He looks different in the photos to the way I remember him. It's been a long time since I saw him last though. I put his gloves on. I always told him to be careful but this night I don't remember if I did. He asked me if he should go and I told him it was his choice. I didn't say no. I still remember the feeling I would get when I heard his bike from over the hill coming into the sub-division. I never stopped loving him. I never have.
I remember when Travis arrived to the USA. He stayed with us for about one week. We travel together to NYC, we ate Breakfast, lunch and dinner together .We talk about several things, about the ups and downs of life, as a continue doing my projects and repairs around the house. I remember working on one of our VCR’s, he and Kevin assisted me in my workshop. Kevin and Travis had their typical arguments that brothers have and I was asked to intervene a few times. We talk about working out with the weights and me lifting their dad .I remember when Travis was young, smart and full of energy. That week was one of my finest weeks in my life. Too bad only one week! Thinking of you. Much heartfelt love and God bless you.
I don't understand why you were taken from us Trav when you shined so brightly on everyone and everything - perhaps this is why - maybe you had higher work to do. I know you are with us all and sometimes when I am still and quiet enough, I will see you in something really beautiful. I will always remember you being so dynamic, focused, and happy. You grew up to be such a fine man, but I will always see you as the checky little brother of my best friend Shar! I miss you Trav. Keeping shining. xxx
I remember Trav calling me in the States when Ryan was born. He expressed what an overwhelming feeling he had at being a new dad: the love and the sense of responsibility. It was such a moving experience to hear him talk about holding Ryan for the first time and looking at him and imagining their future together. I felt so honored that Trav would share this experience with me. I know that Trav is in Heaven with Dad and Grandad and our Lord watching over all of our family, especially his beautiful little son, Ryan. God bless you, Trav. We miss you. Love, Auntie Shar
Trav Still miss you heaps - guess I always will - you were very special.

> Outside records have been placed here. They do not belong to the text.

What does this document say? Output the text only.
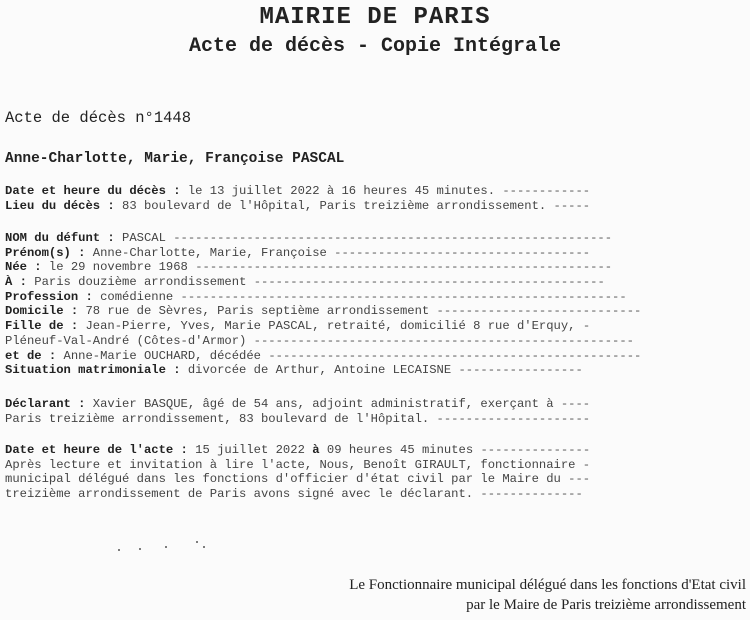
MAIRIE DE PARIS
Acte de décès - Copie Intégrale
Acte de décès n°1448
Anne-Charlotte, Marie, Françoise PASCAL
Date et heure du décès : le 13 juillet 2022 à 16 heures 45 minutes. ------------
Lieu du décès : 83 boulevard de l'Hôpital, Paris treizième arrondissement. -----
NOM du défunt : PASCAL ------------------------------------------------------------
Prénom(s) : Anne-Charlotte, Marie, Françoise -----------------------------------
Née : le 29 novembre 1968 ---------------------------------------------------------
À : Paris douzième arrondissement ------------------------------------------------
Profession : comédienne -------------------------------------------------------------
Domicile : 78 rue de Sèvres, Paris septième arrondissement ----------------------------
Fille de : Jean-Pierre, Yves, Marie PASCAL, retraité, domicilié 8 rue d'Erquy, -
Pléneuf-Val-André (Côtes-d'Armor) ----------------------------------------------------
et de : Anne-Marie OUCHARD, décédée ---------------------------------------------------
Situation matrimoniale : divorcée de Arthur, Antoine LECAISNE -----------------
Déclarant : Xavier BASQUE, âgé de 54 ans, adjoint administratif, exerçant à ----
Paris treizième arrondissement, 83 boulevard de l'Hôpital. ---------------------
Date et heure de l'acte : 15 juillet 2022 à 09 heures 45 minutes ---------------
Après lecture et invitation à lire l'acte, Nous, Benoît GIRAULT, fonctionnaire -
municipal délégué dans les fonctions d'officier d'état civil par le Maire du ---
treizième arrondissement de Paris avons signé avec le déclarant. --------------
Le Fonctionnaire municipal délégué dans les fonctions d'Etat civil
par le Maire de Paris treizième arrondissement
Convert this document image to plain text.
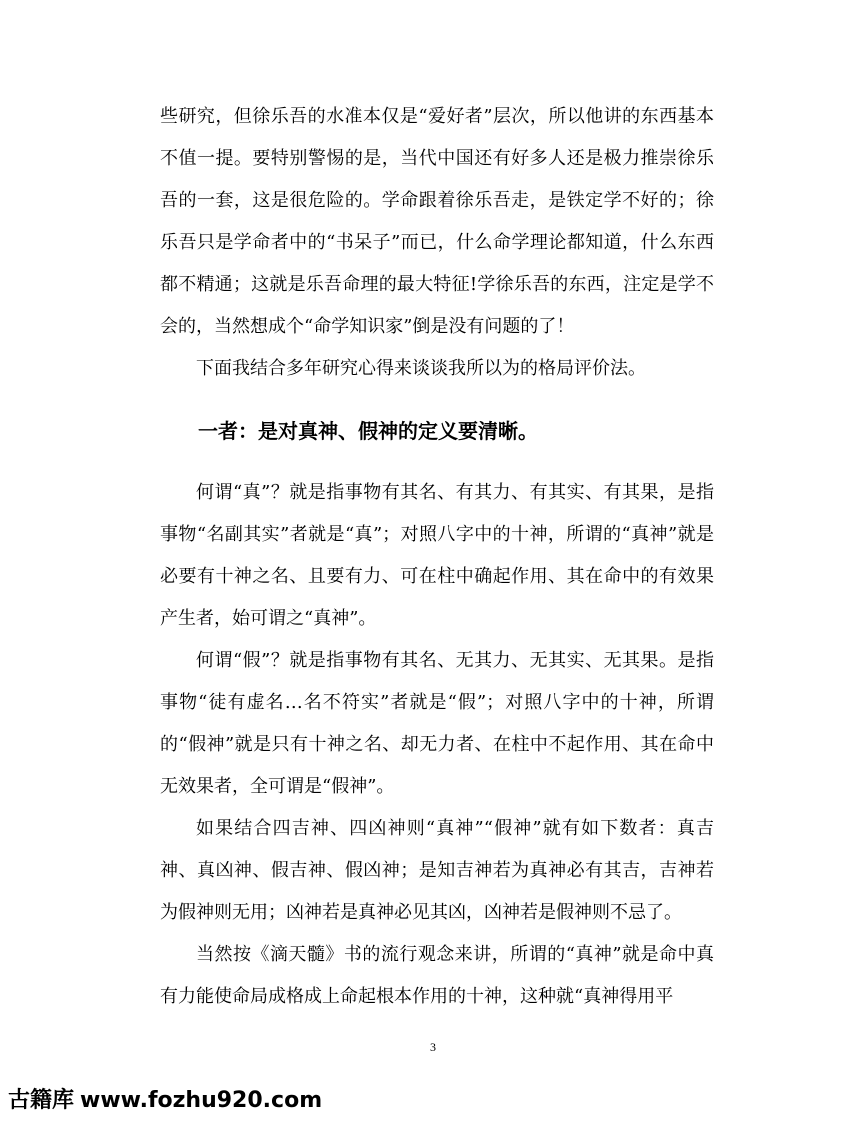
些研究，但徐乐吾的水准本仅是“爱好者”层次，所以他讲的东西基本不值一提。要特别警惕的是，当代中国还有好多人还是极力推崇徐乐吾的一套，这是很危险的。学命跟着徐乐吾走，是铁定学不好的；徐乐吾只是学命者中的“书呆子”而已，什么命学理论都知道，什么东西都不精通；这就是乐吾命理的最大特征!学徐乐吾的东西，注定是学不会的，当然想成个“命学知识家”倒是没有问题的了！

下面我结合多年研究心得来谈谈我所以为的格局评价法。

一者：是对真神、假神的定义要清晰。

何谓“真”？就是指事物有其名、有其力、有其实、有其果，是指事物“名副其实”者就是“真”；对照八字中的十神，所谓的“真神”就是必要有十神之名、且要有力、可在柱中确起作用、其在命中的有效果产生者，始可谓之“真神”。

何谓“假”？就是指事物有其名、无其力、无其实、无其果。是指事物“徒有虚名…名不符实”者就是“假”；对照八字中的十神，所谓的“假神”就是只有十神之名、却无力者、在柱中不起作用、其在命中无效果者，全可谓是“假神”。

如果结合四吉神、四凶神则“真神”“假神”就有如下数者：真吉神、真凶神、假吉神、假凶神；是知吉神若为真神必有其吉，吉神若为假神则无用；凶神若是真神必见其凶，凶神若是假神则不忌了。

当然按《滴天髓》书的流行观念来讲，所谓的“真神”就是命中真有力能使命局成格成上命起根本作用的十神，这种就“真神得用平

3
古籍库 www.fozhu920.com
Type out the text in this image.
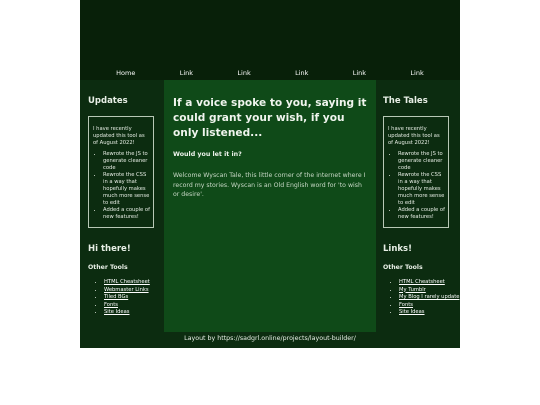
Home	Link	Link	Link	Link	Link
Updates

I have recently updated this tool as of August 2022!

• Rewrote the JS to generate cleaner code
• Rewrote the CSS in a way that hopefully makes much more sense to edit
• Added a couple of new features!
Hi there!
Other Tools
• HTML Cheatsheet
• Webmaster Links
• Tiled BGs
• Fonts
• Site Ideas
If a voice spoke to you, saying it could grant your wish, if you only listened...
Would you let it in?

Welcome Wyscan Tale, this little corner of the internet where I record my stories. Wyscan is an Old English word for 'to wish or desire'.

The Tales

I have recently updated this tool as of August 2022!

• Rewrote the JS to generate cleaner code
• Rewrote the CSS in a way that hopefully makes much more sense to edit
• Added a couple of new features!
Links!
Other Tools
• HTML Cheatsheet
• My Tumblr
• My Blog I rarely update
• Fonts
• Site Ideas
Layout by https://sadgrl.online/projects/layout-builder/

I didn't realise how much Trav said he had learned from me in the realms of science, electronics and tecnology. In return Trav taught me about mechanics, patience, persistance and channeling ones agression. Together we were an unstoppable force. When he died, half of me died with him.
Travis this year is 33 6 years ago he started a new adventure. To travel the universe in all dimensions. Though I miss him dearly I am happy in knowing that he is well.. God Bless you Son love Das
Hi Travis, You left us too soon, son. What have you been up to! It must be awesome to be everywhere and to see everything. Ryan I am certain misses you as do we all. I do! I love you Dad
I'm sad to say there is only one memory we have of Travis when he came to the U.S. in 1991. He was a funny little kid then. Through brother Ronnie he tells us he turned out to be a fine young man and father. Even though we really didn't get to know Travis he still is and always will be 'mi familia' We know that he is looking down from heaven keeping an eye on Ryan and keeping him safe. God Bless you Travis until we get to meet again. Uncle Rich and Aunt Debbie Jones (U.S.A)
When Travis visited us for the first time in the USA in 1991. The girls loved him and he loved playing around with them. He even played barbie dolls.